Johnson, 46, clinched the role by the end of last week, securing enough pledged votes from House Democrats to nudge House Majority Leader Sarah Copeland Hanzas (D-Bradford) out of the race. Copeland Hanzas sent colleagues an email Saturday withdrawing her candidacy, which she confirmed Monday morning to Seven Days.
The two women were competing to replace House Speaker Shap Smith (D-Morristown), who has held the seat for eight years but did not seek reelection to his House seat for the legislative session that starts January 4.
Johnson has served the last two years as chair of the powerful House Appropriations Committee and has been a member of that panel since 2007.
Members said Johnson’s vision for the budget process and her ability to reach consensus with all parties won colleagues over.
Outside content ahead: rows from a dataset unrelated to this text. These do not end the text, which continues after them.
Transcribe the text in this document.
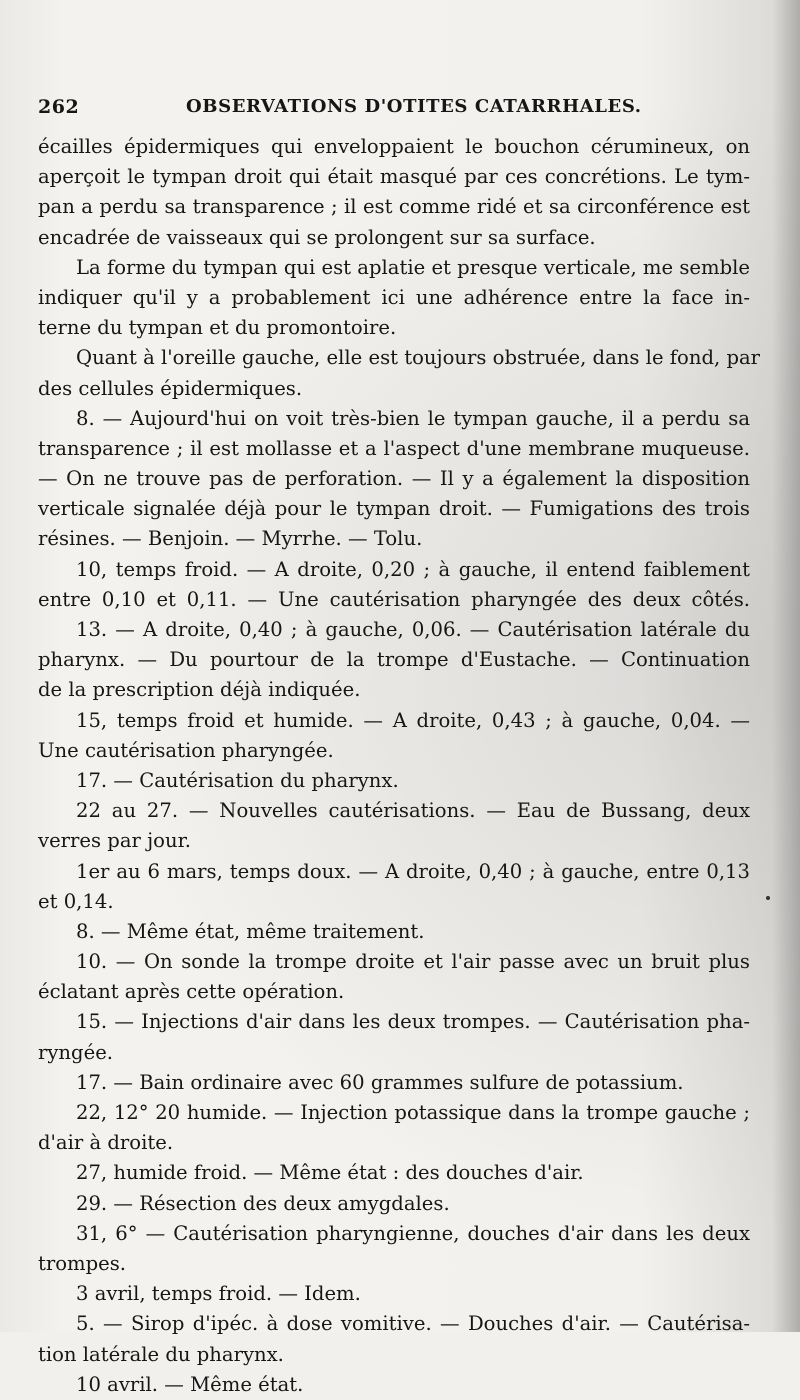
262	OBSERVATIONS D'OTITES CATARRHALES.
écailles épidermiques qui enveloppaient le bouchon cérumineux, on
aperçoit le tympan droit qui était masqué par ces concrétions. Le tym-
pan a perdu sa transparence ; il est comme ridé et sa circonférence est
encadrée de vaisseaux qui se prolongent sur sa surface.
La forme du tympan qui est aplatie et presque verticale, me semble
indiquer qu'il y a probablement ici une adhérence entre la face in-
terne du tympan et du promontoire.
Quant à l'oreille gauche, elle est toujours obstruée, dans le fond, par
des cellules épidermiques.
8. — Aujourd'hui on voit très-bien le tympan gauche, il a perdu sa
transparence ; il est mollasse et a l'aspect d'une membrane muqueuse.
— On ne trouve pas de perforation. — Il y a également la disposition
verticale signalée déjà pour le tympan droit. — Fumigations des trois
résines. — Benjoin. — Myrrhe. — Tolu.
10, temps froid. — A droite, 0,20 ; à gauche, il entend faiblement
entre 0,10 et 0,11. — Une cautérisation pharyngée des deux côtés.
13. — A droite, 0,40 ; à gauche, 0,06. — Cautérisation latérale du
pharynx. — Du pourtour de la trompe d'Eustache. — Continuation
de la prescription déjà indiquée.
15, temps froid et humide. — A droite, 0,43 ; à gauche, 0,04. —
Une cautérisation pharyngée.
17. — Cautérisation du pharynx.
22 au 27. — Nouvelles cautérisations. — Eau de Bussang, deux
verres par jour.
1er au 6 mars, temps doux. — A droite, 0,40 ; à gauche, entre 0,13
et 0,14.
8. — Même état, même traitement.
10. — On sonde la trompe droite et l'air passe avec un bruit plus
éclatant après cette opération.
15. — Injections d'air dans les deux trompes. — Cautérisation pha-
ryngée.
17. — Bain ordinaire avec 60 grammes sulfure de potassium.
22, 12° 20 humide. — Injection potassique dans la trompe gauche ;
d'air à droite.
27, humide froid. — Même état : des douches d'air.
29. — Résection des deux amygdales.
31, 6° — Cautérisation pharyngienne, douches d'air dans les deux
trompes.
3 avril, temps froid. — Idem.
5. — Sirop d'ipéc. à dose vomitive. — Douches d'air. — Cautérisa-
tion latérale du pharynx.
10 avril. — Même état.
Johnson ran for the speaker’s job saying she wants all committees to use data to evaluate the effectiveness of state programs and prioritize those that work best.
“I really kept all my comments focused on my track record in Appropriations — of building a lot of unanimity and of being able to work across the aisle,” Johnson said Monday.
File: Paul Heintz
Sarah Copeland Hanzas
House Democrats will vote Saturday to make Johnson their nominee for speaker. Because they hold a strong majority — 84 of the 150 seats — their pick is widely expected to prevail when the full House votes on the post in January.
As speaker, Johnson will have substantial power to make committee assignments, choose committee chairs and set the agenda for the 150-member chamber.
Johnson was first elected to the House in 2002. Her ascension to the speaker’s post means there will be a new chair on the budget-writing committee.
In heading the Appropriations Committee, Johnson earned a reputation as a deliberate consensus builder who sought unanimous votes from the bipartisan group.
Johnson is also conductor of the legislature’s Statehouse Singers. Originally from Clifton Park, N.Y., she graduated from the University of Vermont with a degree in environmental science and international development and has a master's degree in public administration from Harvard University. She has worked as a vegetable farmer, piano teacher and scarf designer. She has also served as an emergency medical technician.